Cerca de 80 familiares e amigos dos jovens Ruhan Luiz Machado e Deyvid Fronza, mortos recentemente durante ações da Polícia Militar (PM), se reuniram na tarde desse domingo (25) no centro de Curitiba para protestar e tentar chamar a atenção das autoridades policiais. Com faixas e camisetas, os familiares pediram justiça e, nas escadarias do prédio histórico da UFPR, na Praça Santos Andrade, entoaram canções em memória dos jovens.

Para Suzete Machado, mãe de Ruhan, a morte de seu filho foi classificada como “execução”. “Eles entraram e atiraram, sem perguntar nem saber absolutamente nada. Meu filho nunca se envolveu com a criminalidade nem nada parecido. Tinha acabado de passar no curso de direito e estava cheio de planos para o futuro”, disse. Suzete ainda contesta a forma com a qual a apuração do caso foi conduzida pelas autoridades policiais. “Forjaram uma situação para parecer que meu filho estava armado. Mas a própria arma apresentada estava tão cheia de impressões digitais dos próprios policiais que não pôde ser usada como prova”, ressaltou.

Suzete Machado, mãe do jovem Ruhan Luiz Machado. Foto: Gerson Klaina/Tribuna do Paraná
Suzete Machado, mãe do jovem Ruhan Luiz Machado. Foto: Gerson Klaina/Tribuna do Paraná

Caroline Fronza, mãe de Deyvid, também estava no local. Ela demonstrou indignação e afirmou que os policiais atiraram contra seu filho erroneamente. Assim como Suzete, Caroline considerou revoltante a ação da polícia. “Só porque ele estava com uma jaqueta parecida com a de um criminoso que eles perseguiam, saíram atirando sem nem saber quem ele era”, disse.
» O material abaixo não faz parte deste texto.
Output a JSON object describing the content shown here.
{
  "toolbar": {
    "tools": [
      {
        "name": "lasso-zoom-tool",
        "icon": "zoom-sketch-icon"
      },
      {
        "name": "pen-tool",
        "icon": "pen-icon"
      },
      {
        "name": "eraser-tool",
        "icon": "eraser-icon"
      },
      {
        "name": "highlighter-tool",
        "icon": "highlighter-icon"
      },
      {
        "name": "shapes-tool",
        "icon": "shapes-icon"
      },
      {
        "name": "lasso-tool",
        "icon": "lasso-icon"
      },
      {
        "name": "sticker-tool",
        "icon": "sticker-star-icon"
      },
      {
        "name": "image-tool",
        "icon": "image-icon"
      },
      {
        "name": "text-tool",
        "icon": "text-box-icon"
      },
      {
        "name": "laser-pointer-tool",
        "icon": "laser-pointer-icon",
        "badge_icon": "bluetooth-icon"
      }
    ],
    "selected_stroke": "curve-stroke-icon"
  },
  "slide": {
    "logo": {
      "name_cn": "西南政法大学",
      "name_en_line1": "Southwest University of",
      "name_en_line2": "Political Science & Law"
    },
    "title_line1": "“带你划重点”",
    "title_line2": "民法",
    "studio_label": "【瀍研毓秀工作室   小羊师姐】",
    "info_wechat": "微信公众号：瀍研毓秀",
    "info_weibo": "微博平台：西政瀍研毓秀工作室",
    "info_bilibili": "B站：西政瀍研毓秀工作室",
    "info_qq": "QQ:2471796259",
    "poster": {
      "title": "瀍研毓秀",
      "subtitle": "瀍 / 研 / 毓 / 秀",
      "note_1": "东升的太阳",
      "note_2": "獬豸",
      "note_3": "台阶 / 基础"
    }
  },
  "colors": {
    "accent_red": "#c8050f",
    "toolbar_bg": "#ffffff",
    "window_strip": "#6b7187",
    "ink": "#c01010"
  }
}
Os manifestantes saíram em caminhada na direção do Museu Oscar Niemeyer, onde o ato será encerrado.

Relembre os casos

Ruhan tinha 20 anos e foi baleado na Rua Malba Gama Scremin, bairro Cajuru, no dia 22 de outubro. Na data do fato a PM afirmou que os policiais do 20º Batalhão tinham sido acionados para atender a um achado de cadáver próximo ao local e, durante o patrulhamento, teriam se deparado com jovens em “atitude suspeita”, Ruhan estaria entre eles. Ainda segundo a polícia, durante a abordagem, o rapaz teria atirado contra a equipe. Os responsáveis pelos disparos que vitimaram o rapaz foram afastados do cargo.

Caroline Fronza, mãe de Deivid. Foto: Gerson Klaina/Tribuna do Paraná
Caroline Fronza, mãe de Deyvid. Foto: Gerson Klaina/Tribuna do Paraná

Deyvid Fronza, por sua vez, foi morto pela PM suspeito de integrar um grupo de assaltantes. Morto no interior do terreno onde morava com a família, Deyvid vestia uma jaqueta parecida com a de um dos integrantes da quadrilha que acabara de realizar um assalto a uma lanchonete em Almirante Tamandaré. Na data do fato a corporação garantiu que o rapaz estava com a arma roubada de um policial e parte do dinheiro de uma das vítimas. A família contesta a versão e afirma que o rapaz foi morto por engano.